En Avril 2005, l’équipe de S. Putterman, à l’UCLA, publie dans “Nature” des résultats montrant qu’il est possible d’obtenir la fusion avec “un cristal ordinaire plongé dans du deutérium, dans un appareil pas plus grand qu’une tasse à café” (21). Pour obtenir ce résultat surprenant, l’équipe de Putterman utilise un cristal pyroélectrique de tantalate de lithium (LiTaO3).

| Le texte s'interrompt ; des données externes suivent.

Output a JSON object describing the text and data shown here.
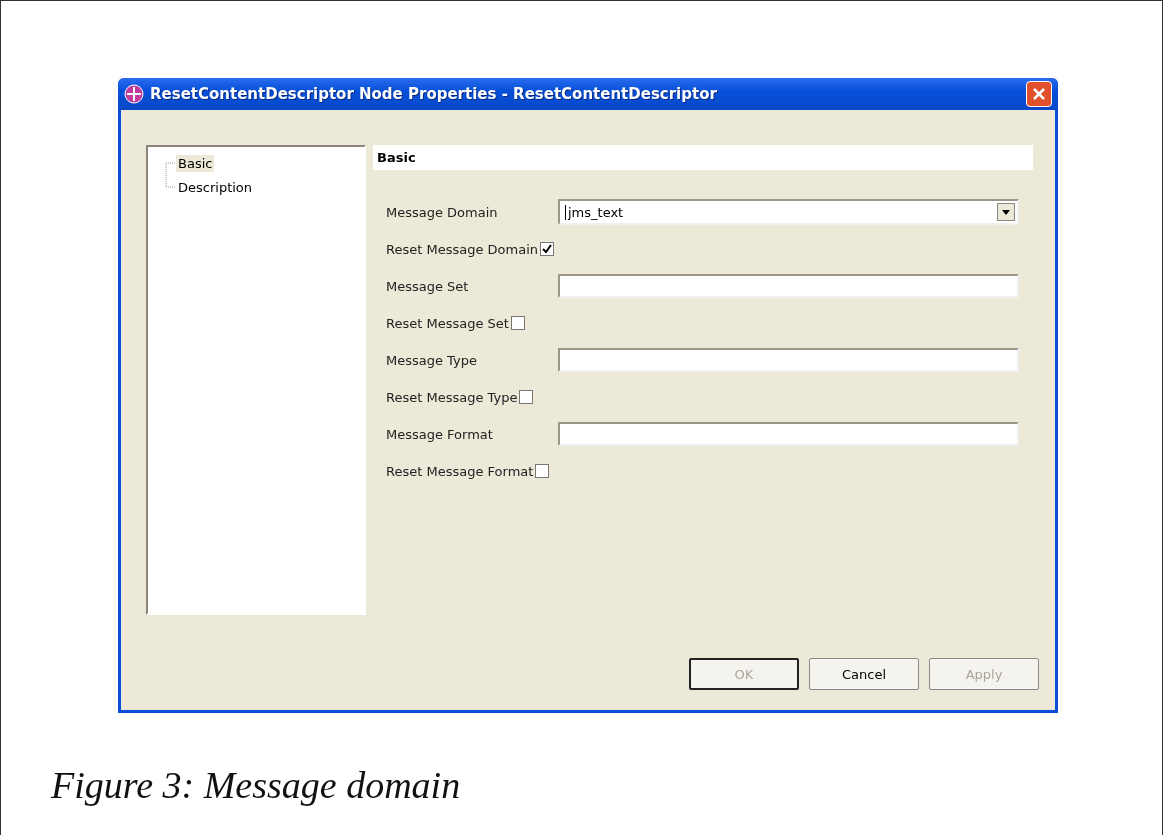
{
  "window": {
    "title": "ResetContentDescriptor Node Properties - ResetContentDescriptor"
  },
  "tree": {
    "items": [
      {
        "label": "Basic",
        "selected": true
      },
      {
        "label": "Description",
        "selected": false
      }
    ]
  },
  "panel": {
    "title": "Basic",
    "fields": [
      {
        "kind": "combo",
        "label": "Message Domain",
        "value": "jms_text"
      },
      {
        "kind": "checkbox",
        "label": "Reset Message Domain",
        "checked": true
      },
      {
        "kind": "text",
        "label": "Message Set"
      },
      {
        "kind": "checkbox",
        "label": "Reset Message Set",
        "checked": false
      },
      {
        "kind": "text",
        "label": "Message Type"
      },
      {
        "kind": "checkbox",
        "label": "Reset Message Type",
        "checked": false
      },
      {
        "kind": "text",
        "label": "Message Format"
      },
      {
        "kind": "checkbox",
        "label": "Reset Message Format",
        "checked": false
      }
    ]
  },
  "buttons": [
    {
      "label": "OK",
      "disabled": true
    },
    {
      "label": "Cancel",
      "disabled": false
    },
    {
      "label": "Apply",
      "disabled": true
    }
  ],
  "caption": "Figure 3: Message domain"
}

Vous connaissez tous un effet très voisin de l’effet pyroélectrique, l’effet piézoélectrique : si l’on déforme certains cristaux, il se crée un champ électrique intense. Quiconque a déjà utilisé un allume-gaz sait que ce champ est assez intense pour provoquer l’apparition d’un arc électrique dans l’air (soit 30000 V/cm). Le cristal utilisé par l’équipe de l’UCLA génère, lui, un puissant champ électrique lorsqu’il est chauffé. Cet effet avait été utilisé par J.D.Brownridge (22) pour obtenir une émission de rayons X (le champ accélère les électrons du milieu ou baigne le cristal et lorsqu’ils percutent les noyaux du cristal, ils perdent leur énergie sous forme de rayonnement X), permettant ainsi à la société Amptek de mettre au point un générateur de rayons X de la taille d’une pièce de 10 cents (23).

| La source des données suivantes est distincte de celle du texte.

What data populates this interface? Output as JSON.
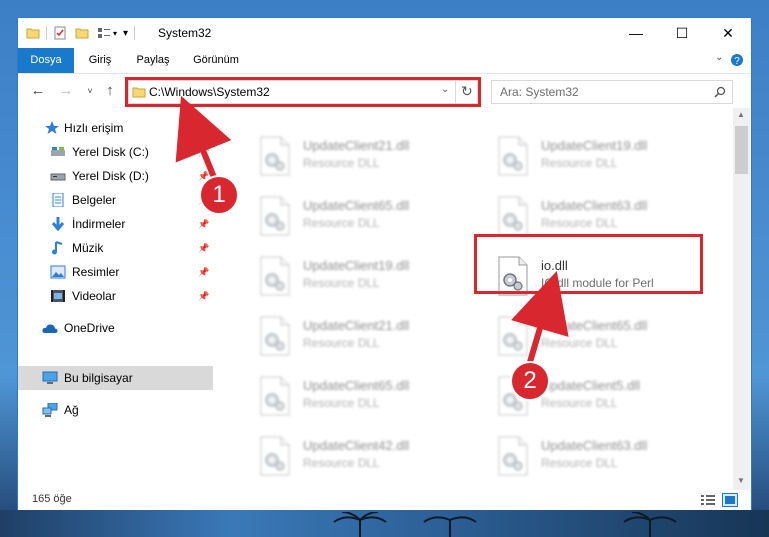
{
  "window": {
    "title": "System32",
    "tabs": [
      "Dosya",
      "Giriş",
      "Paylaş",
      "Görünüm"
    ]
  },
  "address": {
    "path": "C:\\Windows\\System32",
    "search_placeholder": "Ara: System32"
  },
  "sidebar": {
    "items": [
      {
        "label": "Hızlı erişim",
        "icon": "star-icon"
      },
      {
        "label": "Yerel Disk (C:)",
        "icon": "drive-icon"
      },
      {
        "label": "Yerel Disk (D:)",
        "icon": "drive-icon"
      },
      {
        "label": "Belgeler",
        "icon": "documents-icon"
      },
      {
        "label": "İndirmeler",
        "icon": "download-icon"
      },
      {
        "label": "Müzik",
        "icon": "music-icon"
      },
      {
        "label": "Resimler",
        "icon": "pictures-icon"
      },
      {
        "label": "Videolar",
        "icon": "video-icon"
      },
      {
        "label": "OneDrive",
        "icon": "cloud-icon"
      },
      {
        "label": "Bu bilgisayar",
        "icon": "computer-icon"
      },
      {
        "label": "Ağ",
        "icon": "network-icon"
      }
    ]
  },
  "files": [
    {
      "name": "UpdateClient21.dll",
      "desc": "Resource DLL"
    },
    {
      "name": "UpdateClient19.dll",
      "desc": "Resource DLL"
    },
    {
      "name": "UpdateClient65.dll",
      "desc": "Resource DLL"
    },
    {
      "name": "UpdateClient63.dll",
      "desc": "Resource DLL"
    },
    {
      "name": "UpdateClient19.dll",
      "desc": "Resource DLL"
    },
    {
      "name": "io.dll",
      "desc": "IO.dll module for Perl"
    },
    {
      "name": "UpdateClient21.dll",
      "desc": "Resource DLL"
    },
    {
      "name": "UpdateClient65.dll",
      "desc": "Resource DLL"
    },
    {
      "name": "UpdateClient65.dll",
      "desc": "Resource DLL"
    },
    {
      "name": "UpdateClient5.dll",
      "desc": "Resource DLL"
    },
    {
      "name": "UpdateClient42.dll",
      "desc": "Resource DLL"
    },
    {
      "name": "UpdateClient63.dll",
      "desc": "Resource DLL"
    }
  ],
  "status": {
    "count": "165 öğe"
  },
  "annotations": {
    "step1": "1",
    "step2": "2"
  },
  "colors": {
    "accent": "#1979ca",
    "highlight": "#d8272f"
  }
}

Putterman s’est demandé si ce champ était suffisant pour accélérer des ions au point de réaliser une fusion par “bombardement” d’une cible, comme dans un accélérateur de particules. Le champ électrique (100 KV, 25 GV/m, focalisé par une pointe de tungstène) a été obtenu en réchauffant le cristal de -33°C à 7°C, provoquant ainsi en quelques min une accélération des noyaux de deutérium provenant du gaz baignant le cristal, qui sont projetés avec force sur une cible de deutéride d’Erbium. En se percutant, quelques (1 sur 1 million !) noyaux fusionnent, et produisent de l’He et un flux de 1000 neutrons/s. Bien que ce procédé n’ai pas d’applications énergétiques (il faudrait un flux neutronique 10000 fois plus important!), il constitue une excellente voie pour obtenir une source légère de neutrons.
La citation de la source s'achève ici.